Contributing to the development and evolution of IC steppers and scanners at Nikon
Contributing to the development of IC steppers and scanners at Nikon
What did you do at Research Section II, where you were first assigned at Nikon?
My first task there was to design optics for a focal-length measurement instrument, which measures the focal length of ophthalmic lenses automatically. I had to create the blueprint for it immediately after I joined Nikon, and failed. I should have designed it using the actual dimensions of test plates, but I made the drawings using nominal numbers. This taught me the difference between theory and practice.
Following this, I participated in developing a measuring method for an instrument that measures lens thicknesses employing an interferometer. This method, based on Mr. Tsuruta's ideas, achieved extremely precise measurement and was very advanced, so we presented it at an international conference. We couldn't put it to practical use. But later, we were able to develop an easy-to-use, lens thickness measurement system, employing a laser interferometer.
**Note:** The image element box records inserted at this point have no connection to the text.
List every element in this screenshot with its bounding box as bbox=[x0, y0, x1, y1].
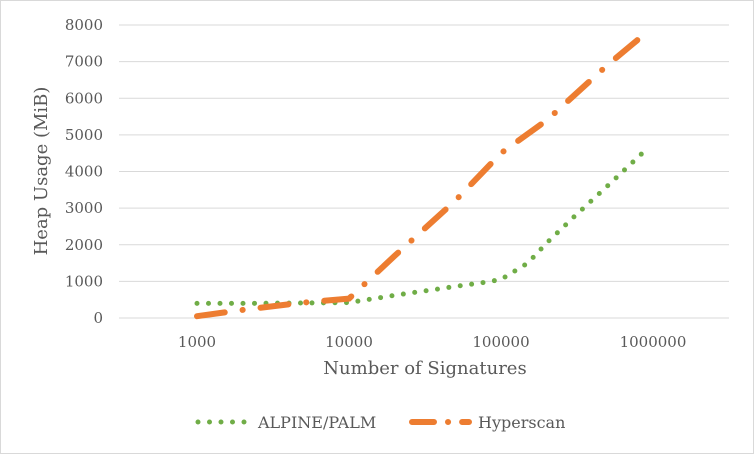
x-tick-label: 10000 bbox=[325, 333, 373, 351]
y-axis-ticks: 0 1000 2000 3000 4000 5000 6000 7000 8000 bbox=[65, 16, 103, 327]
legend-label-alpine-palm: ALPINE/PALM bbox=[257, 413, 376, 432]
y-tick-label: 2000 bbox=[65, 236, 103, 254]
x-tick-label: 1000000 bbox=[620, 333, 687, 351]
plot-series bbox=[194, 33, 646, 320]
series-line-alpine-palm bbox=[194, 150, 645, 306]
y-tick-label: 6000 bbox=[65, 89, 103, 107]
x-axis-title: Number of Signatures bbox=[323, 358, 526, 379]
y-tick-label: 5000 bbox=[65, 126, 103, 144]
y-tick-label: 8000 bbox=[65, 16, 103, 34]
y-tick-label: 3000 bbox=[65, 199, 103, 217]
y-tick-label: 4000 bbox=[65, 163, 103, 181]
x-axis-ticks: 1000 10000 100000 1000000 bbox=[178, 333, 687, 351]
y-tick-label: 7000 bbox=[65, 53, 103, 71]
y-tick-label: 0 bbox=[93, 309, 103, 327]
x-tick-label: 1000 bbox=[178, 333, 216, 351]
series-line-hyperscan bbox=[194, 33, 646, 320]
legend: ALPINE/PALM Hyperscan bbox=[195, 413, 565, 432]
y-axis-title: Heap Usage (MiB) bbox=[31, 87, 52, 256]
x-tick-label: 100000 bbox=[472, 333, 529, 351]
gridlines bbox=[119, 24, 729, 319]
y-tick-label: 1000 bbox=[65, 272, 103, 290]
legend-label-hyperscan: Hyperscan bbox=[478, 413, 565, 432]
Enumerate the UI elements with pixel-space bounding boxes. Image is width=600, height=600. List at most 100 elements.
After that, you worked on a project which later contributed to the development of IC steppers and scanners at Nikon.
Nikon entered the IC stepper and scanner business prompted by the development of a proximity exposure IC stepper*. I wrote software with which we could simulate the most appropriate distribution of light sources for the system. IC steppers and scanners print IC photomask patterns onto wafers. Today's machines etch a miniaturized IC pattern by exposing it through projection lenses. Unlike this, machines at that time etched an IC pattern at the same size, because patterns were simpler. In proximity photolithography, the machine maintains a small gap between the photomask and wafer, to avoid photomask damage caused by bringing them into contact. But this gap causes diffraction patterns, which require several light sources on the machine to erase. We needed to study and determine the most effective locations for the light sources.
Did you face many problems?
Optical design, using software like that, requires vast computation. Although our laboratory was equipped with the latest computer of the time, it took a lot of time for us to obtain results. Data processing which today's computers can handle in a mere second, took a whole day. Once I had started processing data I had to continually occupy the computer, blocking my colleagues' access to it. So I came to work on weekends to carry out my data processing.
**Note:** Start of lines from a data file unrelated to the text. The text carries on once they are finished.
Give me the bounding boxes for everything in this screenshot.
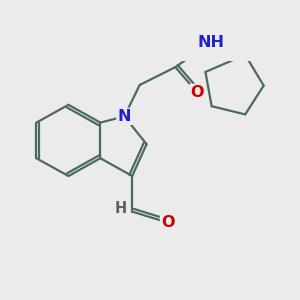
Text: NH: NH <box>197 35 224 50</box>
Text: N: N <box>118 109 131 124</box>
Text: O: O <box>190 85 204 100</box>
Text: O: O <box>161 215 175 230</box>
Text: H: H <box>115 201 128 216</box>
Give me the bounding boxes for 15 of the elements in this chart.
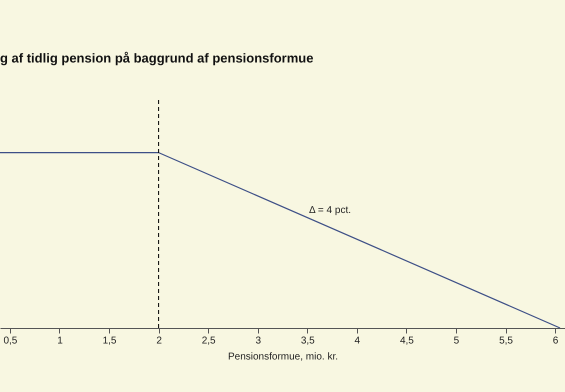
x-tick-label: 2,5 [202,336,216,346]
x-tick-label: 5,5 [499,336,514,346]
x-axis-title: Pensionsformue, mio. kr. [228,352,338,362]
x-tick-label: 5 [454,336,460,346]
annotation: Δ = 4 pct. [309,205,351,216]
x-tick-label: 2 [156,336,162,346]
x-tick-label: 6 [552,336,559,346]
x-tick-label: 1,5 [102,336,117,346]
x-tick-label: 1 [57,336,64,346]
x-tick-label: 0,5 [3,336,18,346]
x-tick-label: 3 [255,336,262,346]
x-tick-label: 4,5 [400,336,414,346]
x-tick-label: 4 [354,336,361,346]
x-tick-label: 3,5 [300,336,316,346]
chart-title: g af tidlig pension på baggrund af pensionsformue [0,50,314,66]
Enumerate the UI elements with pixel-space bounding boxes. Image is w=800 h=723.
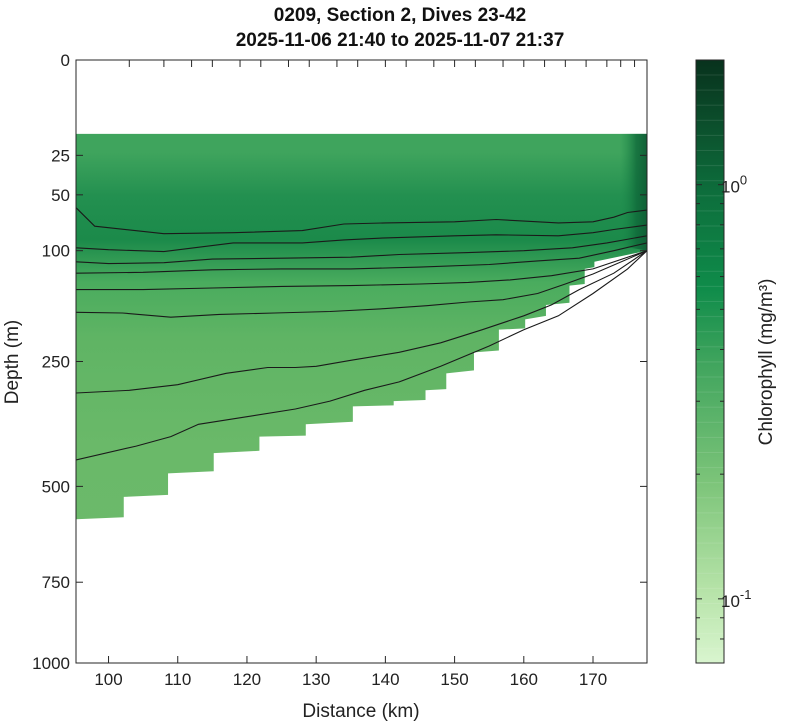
colorbar-ticks: 100 10-1	[696, 59, 751, 640]
x-tick-label: 100	[94, 670, 122, 689]
y-tick-label: 100	[42, 242, 70, 261]
y-tick-label: 750	[42, 573, 70, 592]
y-axis: 0 25 50 100 250 500 750 1000	[32, 51, 647, 673]
contour-line-3	[76, 235, 647, 265]
contour-line-4	[76, 242, 647, 274]
contour-line-6	[76, 250, 647, 318]
y-tick-label: 1000	[32, 654, 70, 673]
chart-subtitle: 2025-11-06 21:40 to 2025-11-07 21:37	[235, 30, 565, 51]
chart-title: 0209, Section 2, Dives 23-42	[273, 5, 527, 26]
chlorophyll-field	[76, 133, 647, 520]
x-tick-label: 130	[302, 670, 330, 689]
y-tick-label: 250	[42, 353, 70, 372]
colorbar-tick-label: 10-1	[721, 587, 751, 611]
chlorophyll-contours	[76, 207, 647, 461]
y-tick-label: 0	[61, 51, 70, 70]
x-axis: 100 110 120 130 140 150 160 170	[94, 60, 636, 689]
y-tick-label: 50	[51, 186, 70, 205]
chlorophyll-edge-maximum	[620, 133, 647, 251]
contour-line-5	[76, 250, 647, 291]
x-tick-label: 120	[233, 670, 261, 689]
x-tick-label: 170	[579, 670, 607, 689]
colorbar-frame	[695, 59, 725, 664]
contour-line-2	[76, 224, 647, 253]
contour-line-7	[76, 250, 647, 394]
contour-line-1	[76, 207, 647, 235]
colorbar-tick-label: 100	[721, 173, 747, 197]
y-axis-label: Depth (m)	[2, 320, 23, 404]
colorbar: 100 10-1 Chlorophyll (mg/m³)	[695, 59, 777, 664]
y-tick-label: 25	[51, 146, 70, 165]
colorbar-label: Chlorophyll (mg/m³)	[756, 279, 777, 446]
x-tick-label: 160	[510, 670, 538, 689]
colorbar-bands	[696, 60, 724, 663]
x-tick-label: 150	[440, 670, 468, 689]
plot-area	[76, 133, 647, 520]
x-tick-label: 110	[164, 670, 191, 689]
y-tick-label: 500	[42, 477, 70, 496]
contour-line-8	[76, 250, 647, 461]
x-axis-label: Distance (km)	[302, 701, 419, 722]
x-tick-label: 140	[371, 670, 399, 689]
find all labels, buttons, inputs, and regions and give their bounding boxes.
- *Proximity photolithography: a noncontact photolithography method that maintains a gap of from a few to several dozen micrometers between the photomask and wafer during exposure.
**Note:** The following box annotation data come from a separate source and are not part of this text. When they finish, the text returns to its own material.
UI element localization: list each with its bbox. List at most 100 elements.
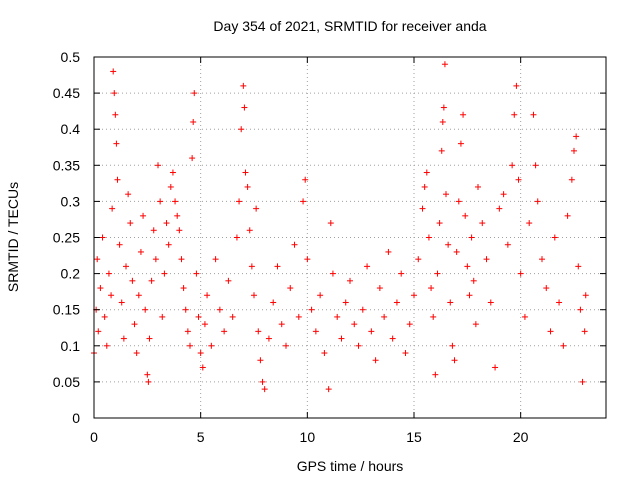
data-point [270,299,277,306]
x-tick-label: 0 [90,429,98,445]
data-point [152,256,159,263]
data-point [451,357,458,364]
x-axis-label: GPS time / hours [297,458,404,474]
data-point [241,104,248,111]
data-point [571,147,577,154]
data-point [120,335,127,342]
data-point [455,198,462,205]
data-points [91,61,589,393]
data-point [368,328,375,335]
data-point [242,169,249,176]
data-point [248,263,255,270]
data-point [509,162,516,169]
data-point [109,205,116,212]
data-point [351,321,358,328]
data-point [118,299,125,306]
data-point [487,299,494,306]
data-point [191,90,198,97]
x-tick-label: 15 [406,429,422,445]
data-point [468,234,475,241]
data-point [113,140,120,147]
data-point [573,133,580,140]
data-point [534,198,541,205]
data-point [182,306,189,313]
data-point [466,292,473,299]
data-point [110,68,117,75]
data-point [460,111,467,118]
data-point [251,292,257,299]
data-point [212,256,219,263]
data-point [440,104,447,111]
data-point [475,183,481,190]
data-point [195,313,202,320]
data-point [221,328,228,335]
data-point [165,241,172,248]
data-point [308,306,315,313]
data-point [274,263,281,270]
y-tick-label: 0.4 [61,121,81,137]
grid-lines [94,57,606,418]
data-point [381,313,388,320]
data-point [432,371,439,378]
data-point [329,270,336,277]
data-point [359,306,366,313]
x-tick-label: 10 [300,429,316,445]
data-point [180,285,187,292]
data-point [169,169,176,176]
data-point [385,248,392,255]
data-point [172,198,179,205]
data-point [355,342,362,349]
data-point [208,342,215,349]
data-point [312,328,319,335]
data-point [430,313,437,320]
data-point [325,386,332,393]
data-point [190,118,197,125]
y-tick-label: 0.05 [53,374,80,390]
data-point [462,212,469,219]
data-point [577,306,584,313]
data-point [240,82,247,89]
data-point [579,378,586,385]
data-point [372,357,379,364]
data-point [142,306,149,313]
data-point [163,220,170,227]
data-point [338,335,345,342]
data-point [445,241,452,248]
data-point [479,220,486,227]
data-point [438,147,445,154]
data-point [472,321,479,328]
data-point [364,263,371,270]
data-point [161,270,168,277]
data-point [321,350,328,357]
data-point [492,364,499,371]
y-tick-label: 0.3 [61,193,81,209]
data-point [496,205,503,212]
data-point [108,292,115,299]
data-point [167,183,174,190]
data-point [551,234,558,241]
data-point [261,386,268,393]
data-point [428,285,435,292]
data-point [133,350,140,357]
data-point [411,292,417,299]
data-point [441,61,448,68]
data-point [114,176,121,183]
data-point [99,234,106,241]
data-point [174,212,181,219]
x-tick-label: 5 [197,429,205,445]
data-point [257,357,264,364]
y-tick-label: 0.35 [53,157,80,173]
data-point [101,313,108,320]
data-point [406,321,413,328]
data-point [155,162,161,169]
y-axis-label: SRMTID / TECUs [5,182,21,292]
data-point [347,277,353,284]
data-point [193,270,200,277]
data-point [199,364,206,371]
data-point [105,270,112,277]
data-point [393,299,400,306]
data-point [302,176,309,183]
data-point [150,227,157,234]
data-point [568,176,575,183]
data-point [157,198,164,205]
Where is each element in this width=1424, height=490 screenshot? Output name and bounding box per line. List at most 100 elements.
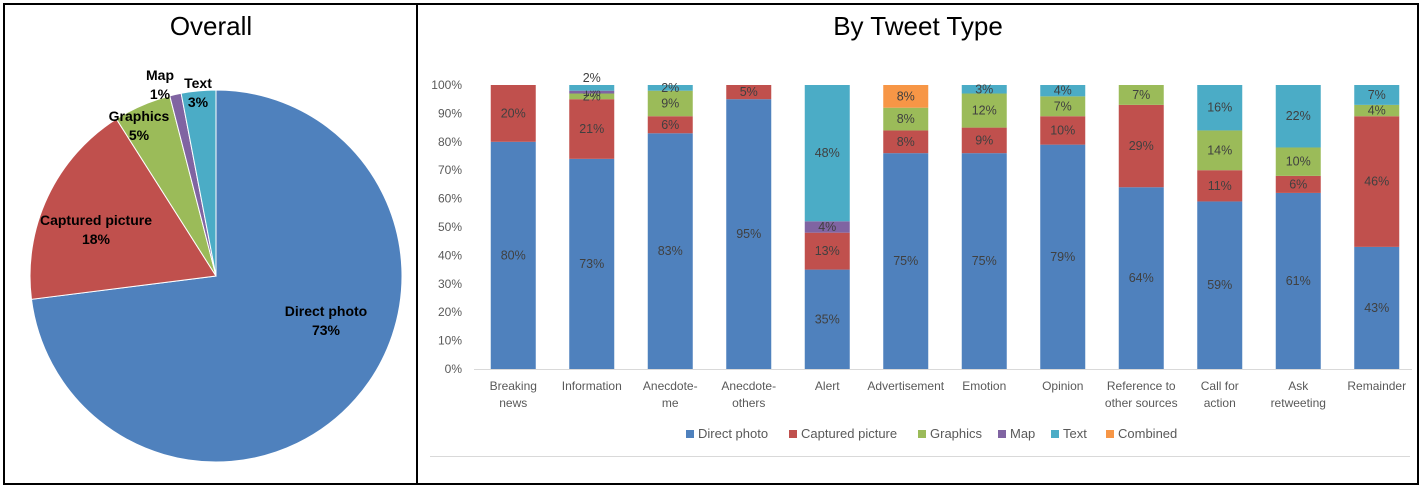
- bar-segment-captured-picture: [1197, 170, 1243, 202]
- bar-segment-direct-photo: [883, 153, 929, 369]
- bar-segment-graphics: [961, 93, 1007, 128]
- bar-data-label: 75%: [893, 254, 918, 268]
- x-tick-label: Information: [562, 379, 622, 393]
- bar-data-label: 29%: [1129, 139, 1154, 153]
- pie-category-label: Direct photo: [285, 303, 367, 319]
- bar-segment-direct-photo: [1040, 144, 1086, 369]
- x-tick-label: retweeting: [1271, 396, 1326, 410]
- bar-data-label: 80%: [501, 248, 526, 262]
- bar-data-label: 21%: [579, 122, 604, 136]
- bar-data-label: 4%: [1054, 84, 1072, 98]
- bar-data-label: 8%: [897, 112, 915, 126]
- legend-label: Map: [1010, 426, 1035, 441]
- x-tick-label: Opinion: [1042, 379, 1083, 393]
- x-tick-label: Advertisement: [867, 379, 944, 393]
- bar-data-label: 2%: [583, 71, 601, 85]
- bar-segment-graphics: [1118, 85, 1164, 105]
- x-tick-label: me: [662, 396, 679, 410]
- legend-label: Graphics: [930, 426, 983, 441]
- bar-segment-direct-photo: [569, 158, 615, 369]
- bar-segment-graphics: [883, 107, 929, 131]
- bar-data-label: 83%: [658, 244, 683, 258]
- bar-data-label: 4%: [818, 220, 836, 234]
- bar-segment-captured-picture: [1275, 175, 1321, 193]
- bar-segment-graphics: [1040, 96, 1086, 117]
- bar-segment-direct-photo: [490, 141, 536, 369]
- bar-data-label: 14%: [1207, 143, 1232, 157]
- bar-segment-graphics: [1354, 104, 1400, 117]
- bar-data-label: 46%: [1364, 175, 1389, 189]
- bar-segment-text: [569, 85, 615, 91]
- y-tick-label: 50%: [438, 220, 462, 234]
- bar-data-label: 2%: [661, 81, 679, 95]
- pie-data-label: 3%: [188, 94, 209, 110]
- bar-segment-captured-picture: [726, 85, 772, 100]
- y-tick-label: 10%: [438, 334, 462, 348]
- panel-divider: [416, 3, 418, 485]
- bar-segment-graphics: [569, 93, 615, 100]
- bar-data-label: 5%: [740, 85, 758, 99]
- legend-label: Combined: [1118, 426, 1177, 441]
- bar-segment-text: [1197, 85, 1243, 131]
- bar-data-label: 64%: [1129, 271, 1154, 285]
- bar-data-label: 7%: [1054, 99, 1072, 113]
- legend-swatch: [686, 430, 694, 438]
- x-tick-label: Anecdote-: [643, 379, 698, 393]
- bar-data-label: 48%: [815, 146, 840, 160]
- y-tick-label: 40%: [438, 248, 462, 262]
- legend-label: Text: [1063, 426, 1087, 441]
- bar-segment-map: [804, 221, 850, 233]
- bar-segment-direct-photo: [726, 99, 772, 369]
- x-tick-label: news: [499, 396, 527, 410]
- x-tick-label: Alert: [815, 379, 840, 393]
- bar-data-label: 8%: [897, 89, 915, 103]
- y-tick-label: 70%: [438, 163, 462, 177]
- bar-data-label: 8%: [897, 135, 915, 149]
- y-tick-label: 20%: [438, 305, 462, 319]
- bar-segment-graphics: [647, 90, 693, 117]
- bar-data-label: 43%: [1364, 301, 1389, 315]
- bar-segment-captured-picture: [647, 116, 693, 134]
- pie-data-label: 1%: [150, 86, 171, 102]
- pie-chart-title: Overall: [169, 11, 253, 41]
- bar-data-label: 75%: [972, 254, 997, 268]
- bar-data-label: 35%: [815, 312, 840, 326]
- bar-data-label: 59%: [1207, 278, 1232, 292]
- bar-segment-captured-picture: [1354, 116, 1400, 247]
- bar-data-label: 6%: [661, 118, 679, 132]
- bar-data-label: 20%: [501, 106, 526, 120]
- pie-slice-text: [180, 89, 217, 277]
- x-tick-label: Remainder: [1347, 379, 1406, 393]
- bar-data-label: 11%: [1208, 179, 1232, 193]
- bar-segment-graphics: [1275, 147, 1321, 176]
- bar-data-label: 4%: [1368, 104, 1386, 118]
- bar-segment-captured-picture: [1040, 116, 1086, 145]
- legend-swatch: [1106, 430, 1114, 438]
- x-tick-label: Breaking: [490, 379, 537, 393]
- bar-segment-text: [1275, 85, 1321, 148]
- x-tick-label: Emotion: [962, 379, 1006, 393]
- bar-data-label: 10%: [1050, 123, 1075, 137]
- bar-segment-map: [569, 90, 615, 94]
- y-tick-label: 90%: [438, 106, 462, 120]
- x-tick-label: Reference to: [1107, 379, 1176, 393]
- pie-slice-direct-photo: [30, 89, 403, 463]
- legend-swatch: [998, 430, 1006, 438]
- bar-data-label: 9%: [661, 96, 679, 110]
- y-tick-label: 60%: [438, 192, 462, 206]
- bar-data-label: 6%: [1289, 177, 1307, 191]
- legend-label: Captured picture: [801, 426, 897, 441]
- bar-data-label: 13%: [815, 244, 840, 258]
- bar-segment-graphics: [1197, 130, 1243, 171]
- bar-data-label: 10%: [1286, 155, 1311, 169]
- bar-segment-text: [1354, 85, 1400, 105]
- bar-chart-title: By Tweet Type: [833, 11, 1003, 41]
- bar-data-label: 7%: [1132, 88, 1150, 102]
- pie-category-label: Captured picture: [40, 212, 152, 228]
- y-tick-label: 0%: [445, 362, 463, 376]
- legend-swatch: [918, 430, 926, 438]
- x-tick-label: Call for: [1201, 379, 1239, 393]
- bar-data-label: 22%: [1286, 109, 1311, 123]
- bar-segment-direct-photo: [1118, 187, 1164, 369]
Establishing a measuring method for aspherical lenses.
Later, when you were at the Optical Technology Development Department, Core Technology Center, what projects were you involved in?
As the lines of circuit patterns became thinner, larger projection lenses were needed for IC steppers and scanners. Eventually, the size of lenses we required became so large that they were impossible for us to fabricate. Employing aspherical lenses was an inevitable step in order to reduce the lens size while improving the performance. We launched an aspherical lens project with three teams. I became the leader of the metrology team, establishing a measuring method for aspherical lenses.
You contributed to the further evolution of IC steppers and scanners, that is clear. Is measuring aspherical lenses more complicated than the spherical lens process?
Yes. Both kinds of measurement employ an interferometer. When evaluating the precision of a lens in such measurement, we study interference patterns which appear when fitting the lens with the test plate, made of glass. In this process, the precision of the test plate is crucial. Examining the precision of a spherical lens test plate is relatively simple, because it has a fixed curvature throughout the surface. But we couldn't confirm the precision of aspherical lens test plates, so created a problem. What's more, precision has to be measured at the sub-nanometer scale.
Nikon was the only Japanese optical manufacturer that successfully created an aspherical lens measuring method. Without this technology, we couldn't have developed IC steppers and scanners that can stay abreast of the increasing intricacy of circuit patterns.